We’ve seen bills like this before, especially since the Supreme Court overturned Roe v. Wade in 2022. That same year, Senate Republicans introduced both a fetal tax credit and a bill to put “fathers” of fetuses on the hook for child support. In 2023, Oklahoma, Wisconsin, and Florida proposed similar tax credits for embryos, as did Kentucky and Kansas earlier this year. Lest you thought there was anything benign about this bill, Click explained to The Hill this week that his inspiration came directly from his unsuccessful 2022 bill, the Personhood Act, which would have granted legal personhood rights to embryos from the moment of conception. “In the midst of the conversation, somebody was really being a smart aleck, and they said, ‘Well, can we claim them on our taxes?’” Click said. “And I thought, ‘Well, you know, that actually does make sense.’" Per The Hill, Click's current bill has seven Republican co-sponsors and awaits a first committee hearing.
This bill is another example of the insidious creep of fetal personhood disguised as seemingly well-meaning legislation.
The truth is that ANY fetal rights diminish the rights of pregnant people. Don't fall for it!https://t.co/pHwtsFiXkB
— Pregnancy Justice | @pregnancyjust.bsky.social (@PregnancyJust) August 28, 2024
The idea of tax benefits for pregnancy, like the idea of being able to drive in the carpool lane while pregnant—recently floated in Texas and Virginia—is obviously appealing. But as lawyers and reproductive rights advocates have long warned, if a fetus or embryo is a person, the government holds practically unfettered power over a pregnant person’s body, and their rights become secondary to the fetus. A pregnant person traveling across state lines without their partner’s consent could be charged with “kidnapping.” If you lose a pregnancy after being physically attacked, you could face manslaughter charges. And, as we’ve already seen in Alabama, IVF, which requires routine destruction of unused embryos, could be outlawed. Abortion would certainly be banned.

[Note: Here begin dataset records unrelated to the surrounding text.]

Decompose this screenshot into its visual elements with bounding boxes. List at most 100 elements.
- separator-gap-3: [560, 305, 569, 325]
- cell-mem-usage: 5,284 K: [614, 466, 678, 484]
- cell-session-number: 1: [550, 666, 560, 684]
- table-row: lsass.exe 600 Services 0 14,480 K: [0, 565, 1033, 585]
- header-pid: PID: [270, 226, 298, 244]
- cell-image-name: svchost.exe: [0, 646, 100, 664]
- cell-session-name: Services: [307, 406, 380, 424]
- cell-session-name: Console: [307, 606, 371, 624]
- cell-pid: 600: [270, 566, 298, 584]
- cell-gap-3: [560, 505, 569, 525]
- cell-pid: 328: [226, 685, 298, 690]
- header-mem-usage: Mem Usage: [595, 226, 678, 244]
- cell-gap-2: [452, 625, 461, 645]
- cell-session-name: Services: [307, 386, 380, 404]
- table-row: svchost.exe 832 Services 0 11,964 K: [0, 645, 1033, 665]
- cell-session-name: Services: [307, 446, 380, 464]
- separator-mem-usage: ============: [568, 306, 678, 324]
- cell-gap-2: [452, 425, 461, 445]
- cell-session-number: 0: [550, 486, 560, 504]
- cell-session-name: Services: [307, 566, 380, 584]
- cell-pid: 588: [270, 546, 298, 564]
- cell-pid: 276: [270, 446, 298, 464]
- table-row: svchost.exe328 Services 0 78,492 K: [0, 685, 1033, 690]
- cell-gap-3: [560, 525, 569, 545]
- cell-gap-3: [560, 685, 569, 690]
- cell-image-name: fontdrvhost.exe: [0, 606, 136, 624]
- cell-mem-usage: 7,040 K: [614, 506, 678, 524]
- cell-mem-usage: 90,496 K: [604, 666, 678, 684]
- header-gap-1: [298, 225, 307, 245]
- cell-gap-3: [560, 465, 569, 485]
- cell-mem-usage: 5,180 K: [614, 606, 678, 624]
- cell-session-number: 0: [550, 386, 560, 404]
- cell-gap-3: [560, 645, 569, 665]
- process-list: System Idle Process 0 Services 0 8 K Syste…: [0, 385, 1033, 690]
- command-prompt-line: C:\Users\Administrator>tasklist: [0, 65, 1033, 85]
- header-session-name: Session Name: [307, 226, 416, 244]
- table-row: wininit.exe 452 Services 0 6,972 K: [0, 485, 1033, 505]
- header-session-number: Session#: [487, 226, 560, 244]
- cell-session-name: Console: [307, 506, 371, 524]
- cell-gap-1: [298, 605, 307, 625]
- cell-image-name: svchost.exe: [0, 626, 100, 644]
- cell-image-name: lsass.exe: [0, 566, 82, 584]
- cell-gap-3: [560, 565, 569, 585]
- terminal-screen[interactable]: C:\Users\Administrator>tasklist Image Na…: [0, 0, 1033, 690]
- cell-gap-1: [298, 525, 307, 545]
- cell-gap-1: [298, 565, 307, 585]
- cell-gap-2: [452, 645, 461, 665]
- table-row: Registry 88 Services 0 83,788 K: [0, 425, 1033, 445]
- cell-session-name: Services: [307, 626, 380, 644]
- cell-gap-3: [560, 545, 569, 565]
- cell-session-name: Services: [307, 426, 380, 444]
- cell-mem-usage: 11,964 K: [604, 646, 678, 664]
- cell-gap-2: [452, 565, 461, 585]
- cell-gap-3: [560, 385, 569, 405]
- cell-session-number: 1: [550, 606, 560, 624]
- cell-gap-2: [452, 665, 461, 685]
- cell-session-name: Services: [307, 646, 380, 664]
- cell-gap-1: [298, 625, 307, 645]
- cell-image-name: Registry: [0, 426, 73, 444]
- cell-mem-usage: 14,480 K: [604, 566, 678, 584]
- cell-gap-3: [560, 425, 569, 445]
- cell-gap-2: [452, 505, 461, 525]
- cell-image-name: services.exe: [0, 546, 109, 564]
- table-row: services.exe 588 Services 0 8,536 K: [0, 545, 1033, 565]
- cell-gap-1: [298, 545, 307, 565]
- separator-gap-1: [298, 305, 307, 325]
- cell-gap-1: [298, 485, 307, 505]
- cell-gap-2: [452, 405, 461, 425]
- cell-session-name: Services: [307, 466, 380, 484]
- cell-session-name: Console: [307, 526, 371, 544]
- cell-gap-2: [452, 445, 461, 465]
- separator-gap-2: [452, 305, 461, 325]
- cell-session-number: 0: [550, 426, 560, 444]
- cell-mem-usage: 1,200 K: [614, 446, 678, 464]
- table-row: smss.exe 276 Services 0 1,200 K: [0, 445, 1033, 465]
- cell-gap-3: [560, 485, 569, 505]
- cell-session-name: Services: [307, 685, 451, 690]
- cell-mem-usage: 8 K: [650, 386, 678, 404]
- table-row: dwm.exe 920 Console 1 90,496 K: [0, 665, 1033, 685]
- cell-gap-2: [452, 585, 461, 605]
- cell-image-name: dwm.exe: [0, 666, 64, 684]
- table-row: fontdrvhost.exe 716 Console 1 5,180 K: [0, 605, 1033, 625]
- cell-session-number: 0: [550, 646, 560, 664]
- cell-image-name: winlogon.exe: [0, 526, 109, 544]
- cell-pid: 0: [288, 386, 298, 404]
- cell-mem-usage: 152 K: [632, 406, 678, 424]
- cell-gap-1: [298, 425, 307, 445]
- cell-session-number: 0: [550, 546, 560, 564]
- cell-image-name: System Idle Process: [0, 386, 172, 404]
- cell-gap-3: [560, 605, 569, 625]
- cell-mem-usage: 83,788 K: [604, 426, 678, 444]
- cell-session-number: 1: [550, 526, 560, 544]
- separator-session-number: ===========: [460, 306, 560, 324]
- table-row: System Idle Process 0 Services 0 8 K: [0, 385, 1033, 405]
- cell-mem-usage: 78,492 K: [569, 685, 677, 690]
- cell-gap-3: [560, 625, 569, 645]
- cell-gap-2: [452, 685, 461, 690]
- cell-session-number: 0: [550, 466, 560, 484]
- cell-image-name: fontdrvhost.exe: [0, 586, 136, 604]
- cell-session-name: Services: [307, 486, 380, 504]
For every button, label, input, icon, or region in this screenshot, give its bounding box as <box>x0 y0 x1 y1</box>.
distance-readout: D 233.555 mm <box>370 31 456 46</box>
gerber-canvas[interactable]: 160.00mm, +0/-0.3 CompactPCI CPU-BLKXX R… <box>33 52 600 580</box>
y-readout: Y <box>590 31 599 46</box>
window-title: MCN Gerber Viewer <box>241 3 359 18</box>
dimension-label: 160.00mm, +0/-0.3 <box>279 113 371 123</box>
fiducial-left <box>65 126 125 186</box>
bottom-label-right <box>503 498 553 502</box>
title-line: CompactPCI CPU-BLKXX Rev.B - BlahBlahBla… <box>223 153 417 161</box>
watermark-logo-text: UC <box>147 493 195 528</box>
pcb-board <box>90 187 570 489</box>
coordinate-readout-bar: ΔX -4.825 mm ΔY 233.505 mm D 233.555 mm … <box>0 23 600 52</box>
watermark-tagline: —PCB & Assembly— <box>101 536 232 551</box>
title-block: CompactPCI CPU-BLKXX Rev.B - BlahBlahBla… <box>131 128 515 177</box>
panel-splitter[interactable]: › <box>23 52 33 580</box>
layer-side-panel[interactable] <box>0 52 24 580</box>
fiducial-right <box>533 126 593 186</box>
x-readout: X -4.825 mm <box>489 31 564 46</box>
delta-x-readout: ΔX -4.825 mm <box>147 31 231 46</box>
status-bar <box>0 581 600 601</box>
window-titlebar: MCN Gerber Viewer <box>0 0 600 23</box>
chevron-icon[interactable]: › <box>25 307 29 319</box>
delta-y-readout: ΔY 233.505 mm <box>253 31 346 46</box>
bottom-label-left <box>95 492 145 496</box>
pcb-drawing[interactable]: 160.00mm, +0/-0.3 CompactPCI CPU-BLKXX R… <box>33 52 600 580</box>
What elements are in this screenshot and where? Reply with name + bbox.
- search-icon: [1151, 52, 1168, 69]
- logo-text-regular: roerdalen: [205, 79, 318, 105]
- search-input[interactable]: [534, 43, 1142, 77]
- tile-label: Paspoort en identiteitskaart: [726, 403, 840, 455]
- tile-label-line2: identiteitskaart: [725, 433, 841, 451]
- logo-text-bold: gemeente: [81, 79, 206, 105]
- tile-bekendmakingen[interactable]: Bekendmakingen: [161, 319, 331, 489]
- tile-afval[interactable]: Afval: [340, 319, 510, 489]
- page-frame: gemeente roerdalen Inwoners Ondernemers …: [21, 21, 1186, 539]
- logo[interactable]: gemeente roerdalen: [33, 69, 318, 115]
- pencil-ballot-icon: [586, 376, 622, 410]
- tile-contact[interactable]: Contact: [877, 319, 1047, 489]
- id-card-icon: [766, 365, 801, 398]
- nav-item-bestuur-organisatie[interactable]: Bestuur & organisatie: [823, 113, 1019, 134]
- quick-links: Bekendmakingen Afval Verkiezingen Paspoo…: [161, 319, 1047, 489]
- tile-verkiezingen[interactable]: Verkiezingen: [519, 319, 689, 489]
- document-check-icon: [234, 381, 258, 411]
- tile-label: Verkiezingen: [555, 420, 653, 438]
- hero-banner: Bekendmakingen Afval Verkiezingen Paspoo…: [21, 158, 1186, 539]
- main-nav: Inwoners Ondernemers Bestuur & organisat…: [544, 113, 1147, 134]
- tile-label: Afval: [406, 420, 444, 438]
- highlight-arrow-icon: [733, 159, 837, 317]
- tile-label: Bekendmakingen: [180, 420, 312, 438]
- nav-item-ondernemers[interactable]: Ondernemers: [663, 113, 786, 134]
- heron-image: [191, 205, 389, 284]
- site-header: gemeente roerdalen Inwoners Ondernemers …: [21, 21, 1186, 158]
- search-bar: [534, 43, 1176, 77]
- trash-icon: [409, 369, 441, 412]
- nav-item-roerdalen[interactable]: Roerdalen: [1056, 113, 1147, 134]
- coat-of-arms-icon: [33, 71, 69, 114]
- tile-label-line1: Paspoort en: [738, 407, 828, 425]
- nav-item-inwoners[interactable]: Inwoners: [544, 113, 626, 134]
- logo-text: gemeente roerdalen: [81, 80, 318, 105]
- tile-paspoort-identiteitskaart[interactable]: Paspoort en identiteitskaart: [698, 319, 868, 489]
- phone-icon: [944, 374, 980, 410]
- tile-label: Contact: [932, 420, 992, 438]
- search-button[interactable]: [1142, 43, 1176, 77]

Earlier this year, when Kansas Republicans introduced a similar bill, Planned Parenthood Great Plains Votes warned that it was “a tactic that is used to make it easier to enact anti-abortion laws down the road.” The bill came after, in 2022, Kansans overwhelmingly voted to protect abortion rights in the state on a ballot measure—Ohioans did the same in 2023.
But Click dismissed all these concerns, telling Newsweek: “I find it interesting that some people seem to love the concept and yet remain apprehensive because of their predisposed positions on abortion. However, I believe this bill benefits everyone. Prochoice people often choose life. … This should be bipartisan,” he wrote. “Yet, there seems to be a fear by some that this small tax relief for young families getting started will undermine their entire agenda. Those folks should relax."
In a statement about the Ohio bill, Pregnancy Justice’s Dana Sussman effectively shut down any notion that we should “relax” about legislation like this: “The promise of tax credits today at the expense of bodily autonomy forever is a losing proposition. Enacting support like expanded paid family leave, affordable child care and workplace protections would mean real change for pregnant and parenting Ohioans."
“Fetal personhood changes the legal rights and status of pregnant people and forces them to forfeit their own personhood,” Sussman wrote. "And this isn't something that anyone should 'relax' about and take lightly."